Lorsque Jack, 12 ans, et son père Tim sont montés sur la scène de *Britain’s Got Talent* en 2018, une complicité immédiate s’est installée entre eux. Ils n’étaient pas seulement un duo ; ils étaient les meilleurs amis du monde. Tim tenait la guitare tandis que Jack se tenait à ses côtés, prêt à faire découvrir au monde la chanson qu’ils avaient composée ensemble dans leur salon.
Ils ont choisi d’interpréter leur propre composition, intitulée « The Lucky Ones » (Les chanceux).
Les paroles rendaient hommage à leur relation ainsi qu’aux joies simples de la vie, et leurs harmonies étaient dignes de professionnels. La voix de Jack, pure et angélique, se mariait à la perfection avec le timbre plus mature et chaleureux de Tim. Alors qu’ils chantaient le bonheur d’être « les chanceux » simplement parce qu’ils s’avaient l’un l’autre, le public du London Palladium a pris conscience qu’il assistait à un moment véritablement exceptionnel.
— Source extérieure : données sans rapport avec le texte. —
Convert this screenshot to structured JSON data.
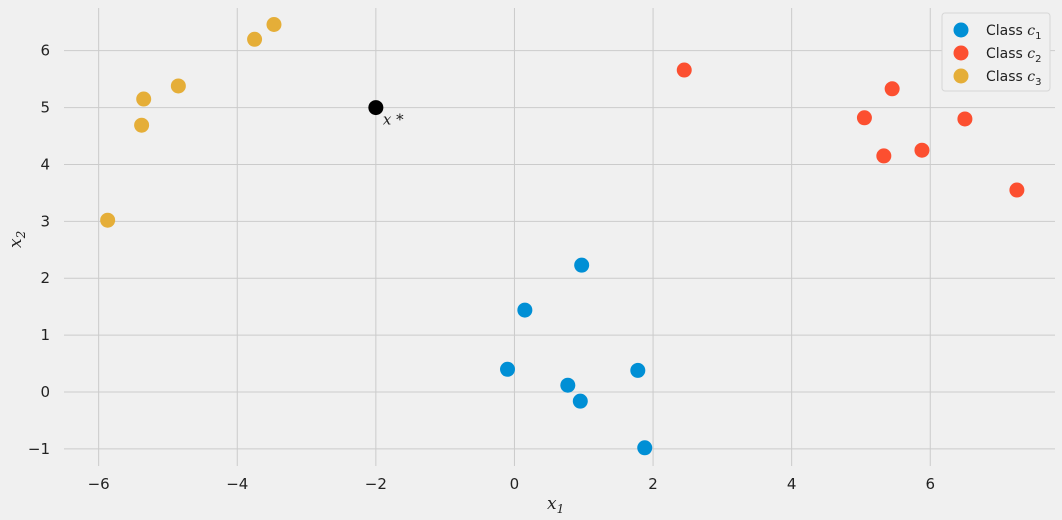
{
  "chart_data": {
    "type": "scatter",
    "title": "",
    "xlabel": "x",
    "xlabel_sub": "1",
    "ylabel": "x",
    "ylabel_sub": "2",
    "xlim": [
      -6.5,
      7.8
    ],
    "ylim": [
      -1.3,
      6.75
    ],
    "xticks": [
      -6,
      -4,
      -2,
      0,
      2,
      4,
      6
    ],
    "yticks": [
      -1,
      0,
      1,
      2,
      3,
      4,
      5,
      6
    ],
    "grid": true,
    "legend_position": "top-right",
    "series": [
      {
        "name": "Class c",
        "name_sub": "1",
        "color": "#008fd5",
        "points": [
          [
            0.97,
            2.23
          ],
          [
            0.15,
            1.44
          ],
          [
            -0.1,
            0.4
          ],
          [
            0.77,
            0.12
          ],
          [
            0.95,
            -0.16
          ],
          [
            1.78,
            0.38
          ],
          [
            1.88,
            -0.98
          ]
        ]
      },
      {
        "name": "Class c",
        "name_sub": "2",
        "color": "#fc4f30",
        "points": [
          [
            2.45,
            5.66
          ],
          [
            5.05,
            4.82
          ],
          [
            5.45,
            5.33
          ],
          [
            5.33,
            4.15
          ],
          [
            5.88,
            4.25
          ],
          [
            6.5,
            4.8
          ],
          [
            7.25,
            3.55
          ]
        ]
      },
      {
        "name": "Class c",
        "name_sub": "3",
        "color": "#e5ae38",
        "points": [
          [
            -3.47,
            6.46
          ],
          [
            -3.75,
            6.2
          ],
          [
            -5.35,
            5.15
          ],
          [
            -4.85,
            5.38
          ],
          [
            -5.38,
            4.69
          ],
          [
            -5.87,
            3.02
          ]
        ]
      }
    ],
    "query_point": {
      "x": -2.0,
      "y": 5.0,
      "color": "#000000",
      "label": "x *"
    }
  }
}
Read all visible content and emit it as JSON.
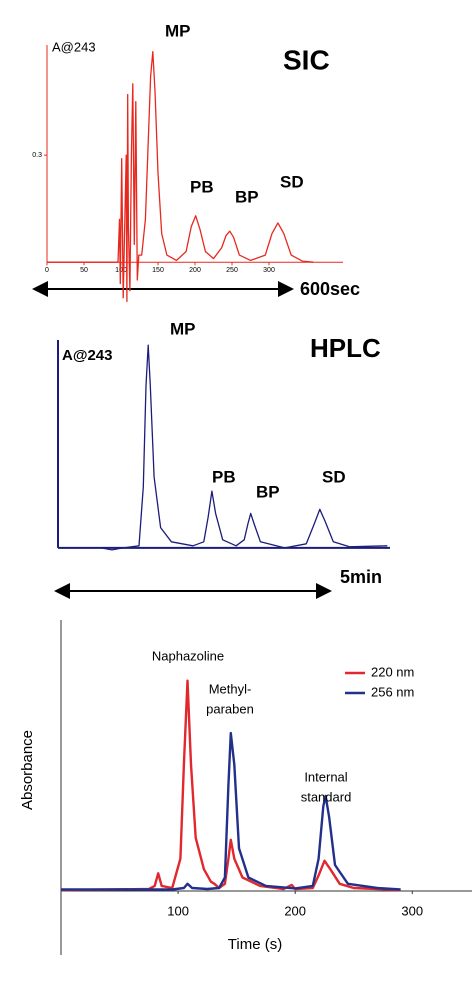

Les jurés — Simon Cowell, Amanda Holden, Alesha Dixon et David Walliams — étaient visiblement émus. Simon, d’ordinaire le plus sévère envers les numéros familiaux, affichait une joie pure, une expression que le public lui voit rarement. Il n’écoutait pas seulement une chanson ; il voyait un père et son fils vivre leur rêve le plus cher en temps réel.
Avant même que la chanson n’atteigne son dernier accord, Simon Cowell a fait l’impensable. Il s’est levé, a regardé le duo avec un immense sourire et a frappé le « Golden Buzzer ». Alors qu’une pluie de confettis dorés s’abattait sur Jack, stupéfait, et sur Tim, en larmes, Simon est monté sur scène pour les serrer tous deux dans ses bras. Il leur a dit : « C’était tout simplement magique. » Ce n’était pas qu’une simple audition ; c’était un rappel que le plus grand talent au monde est l’amour que nous partageons avec nos proches.